There were questions about how long Grantland would continue to exist — if at all — after Simmons’ departure. Despite the loss of talent (including Pulitzer Prize-winning columnist Wesley Morris to the New York Times), Grantland put up their best six months in terms of unique visitors in 2015 even after Simmons’ departure, according to CNN.
Well that’s the first time I’ve ever found out I was laid off via Twitter
— Michael Baumann (@MJ_Baumann) October 30, 2015
However, this was roughly how Simmons found out his contract negotiations had ceased. A New York Times report in May broke the news to Simmons, according to CNN.
Here’s the full statement released Friday afternoon on ESPN’s site:
Effective immediately we are suspending the publication of Grantland. After careful consideration, we have decided to direct our time and energy going forward to projects that we believe will have a broader and more significant impact across our enterprise.
Grantland distinguished itself with quality writing, smart ideas, original thinking and fun. We are grateful to those who made it so. Bill Simmons was passionately committed to the site and proved to be an outstanding editor with a real eye for talent. Thanks to all the other writers, editors and staff who worked very hard to create content with an identifiable sensibility and consistent intelligence and quality. We also extend our thanks to Chris Connelly who stepped in to help us maintain the site these past five months as he returns to his prior role.
Despite this change, the legacy of smart long-form sports story-telling and innovative short form video content will continue, finding a home on many of our other ESPN platforms.
Some of those “projects” include the long-coming website on sports and race called The Undefeated, popularly referred to as The Black Grantland. On Oct. 19, ESPN announced they poached Washington Post managing editor Kevin Merida to serve as editor-in-chief.

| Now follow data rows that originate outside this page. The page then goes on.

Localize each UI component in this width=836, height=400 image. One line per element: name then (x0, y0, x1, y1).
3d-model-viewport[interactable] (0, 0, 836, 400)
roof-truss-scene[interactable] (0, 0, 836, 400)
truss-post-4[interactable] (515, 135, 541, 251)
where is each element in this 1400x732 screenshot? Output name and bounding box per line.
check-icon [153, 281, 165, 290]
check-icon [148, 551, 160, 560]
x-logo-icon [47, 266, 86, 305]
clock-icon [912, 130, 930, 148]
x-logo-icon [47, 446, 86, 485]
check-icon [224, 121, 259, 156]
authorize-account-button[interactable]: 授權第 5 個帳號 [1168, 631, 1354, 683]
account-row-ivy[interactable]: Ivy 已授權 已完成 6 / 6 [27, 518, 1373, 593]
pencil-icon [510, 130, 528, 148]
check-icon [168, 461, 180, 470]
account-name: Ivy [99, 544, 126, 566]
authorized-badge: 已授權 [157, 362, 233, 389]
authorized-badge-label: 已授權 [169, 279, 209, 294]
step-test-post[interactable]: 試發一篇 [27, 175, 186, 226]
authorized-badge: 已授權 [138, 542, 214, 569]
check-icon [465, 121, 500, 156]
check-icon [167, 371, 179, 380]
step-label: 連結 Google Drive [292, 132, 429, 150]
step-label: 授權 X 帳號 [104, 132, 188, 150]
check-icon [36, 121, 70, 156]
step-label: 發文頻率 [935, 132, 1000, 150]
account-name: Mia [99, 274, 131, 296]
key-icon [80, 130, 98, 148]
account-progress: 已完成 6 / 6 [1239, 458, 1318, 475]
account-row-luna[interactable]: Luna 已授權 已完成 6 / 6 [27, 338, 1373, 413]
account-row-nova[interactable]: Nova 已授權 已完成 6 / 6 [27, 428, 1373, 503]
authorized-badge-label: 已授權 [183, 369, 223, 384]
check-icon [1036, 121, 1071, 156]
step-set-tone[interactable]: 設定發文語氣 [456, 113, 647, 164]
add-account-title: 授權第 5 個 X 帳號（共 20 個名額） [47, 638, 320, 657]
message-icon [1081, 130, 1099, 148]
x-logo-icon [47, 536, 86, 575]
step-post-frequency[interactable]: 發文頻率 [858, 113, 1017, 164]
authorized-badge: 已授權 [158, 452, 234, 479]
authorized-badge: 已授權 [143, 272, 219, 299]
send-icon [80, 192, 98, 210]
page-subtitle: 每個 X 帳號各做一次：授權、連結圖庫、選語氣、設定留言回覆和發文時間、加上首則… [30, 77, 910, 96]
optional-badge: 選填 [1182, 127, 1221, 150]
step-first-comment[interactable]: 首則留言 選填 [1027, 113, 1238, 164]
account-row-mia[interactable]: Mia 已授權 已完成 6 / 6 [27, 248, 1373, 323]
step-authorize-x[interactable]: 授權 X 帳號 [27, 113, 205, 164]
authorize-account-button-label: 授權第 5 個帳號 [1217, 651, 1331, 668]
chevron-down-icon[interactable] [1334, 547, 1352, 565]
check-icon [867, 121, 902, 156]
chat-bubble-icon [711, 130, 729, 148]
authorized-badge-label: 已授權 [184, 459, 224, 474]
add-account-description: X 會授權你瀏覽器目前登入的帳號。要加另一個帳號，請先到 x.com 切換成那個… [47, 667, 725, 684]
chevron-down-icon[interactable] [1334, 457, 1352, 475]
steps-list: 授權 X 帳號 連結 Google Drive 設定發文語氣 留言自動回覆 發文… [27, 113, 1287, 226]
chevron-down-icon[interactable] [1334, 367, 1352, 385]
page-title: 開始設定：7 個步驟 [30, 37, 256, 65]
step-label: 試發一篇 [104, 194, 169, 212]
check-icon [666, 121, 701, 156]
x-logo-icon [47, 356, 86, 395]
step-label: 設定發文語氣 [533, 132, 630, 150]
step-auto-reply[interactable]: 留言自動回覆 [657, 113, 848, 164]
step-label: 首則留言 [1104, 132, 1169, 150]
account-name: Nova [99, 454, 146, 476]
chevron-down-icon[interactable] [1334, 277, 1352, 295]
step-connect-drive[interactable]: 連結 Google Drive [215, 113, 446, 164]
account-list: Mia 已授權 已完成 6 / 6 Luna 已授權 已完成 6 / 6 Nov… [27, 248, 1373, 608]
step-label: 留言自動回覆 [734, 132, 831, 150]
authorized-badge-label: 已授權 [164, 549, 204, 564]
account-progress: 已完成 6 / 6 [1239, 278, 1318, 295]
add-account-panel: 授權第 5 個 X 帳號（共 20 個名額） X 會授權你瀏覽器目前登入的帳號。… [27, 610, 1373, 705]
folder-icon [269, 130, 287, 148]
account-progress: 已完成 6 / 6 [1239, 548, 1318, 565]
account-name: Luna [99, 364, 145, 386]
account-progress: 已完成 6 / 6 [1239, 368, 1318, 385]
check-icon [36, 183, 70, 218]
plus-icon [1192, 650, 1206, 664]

Staffers took to Twitter to respond to the news:
NEVER A DULL MOMENT
— Molly Lambert (@mollylambert) October 30, 2015
— Rembert Browne (@rembert) October 30, 2015
Nothing gold can stay.
— Matt Borcas (@mattborcas) October 30, 2015
@Grantland33 was an incredible place, filled with even more amazing human beings. I’m going to miss it so, so much. Thanks for reading it.
— Mark Lisanti (@marklisanti) October 30, 2015
I loved doing stuff for Grantland. The folks I got to work with were really kind and so so talented. I’m just very grateful. Cheers to them.
— Jason Gallagher (@jga41agher) October 30, 2015
I want to thank @billsimmons for creating this thing and allowing me to be part of it. I was so proud to work with so many amazing writers.
— Steven Hy-loween-den (@Steven_Hyden) October 30, 2015
Simmons kept on trend and tweeted his condolences.
I loved everyone I worked with at G and loved what we built. Watching good/kind/talented people get treated so callously = simply appalling.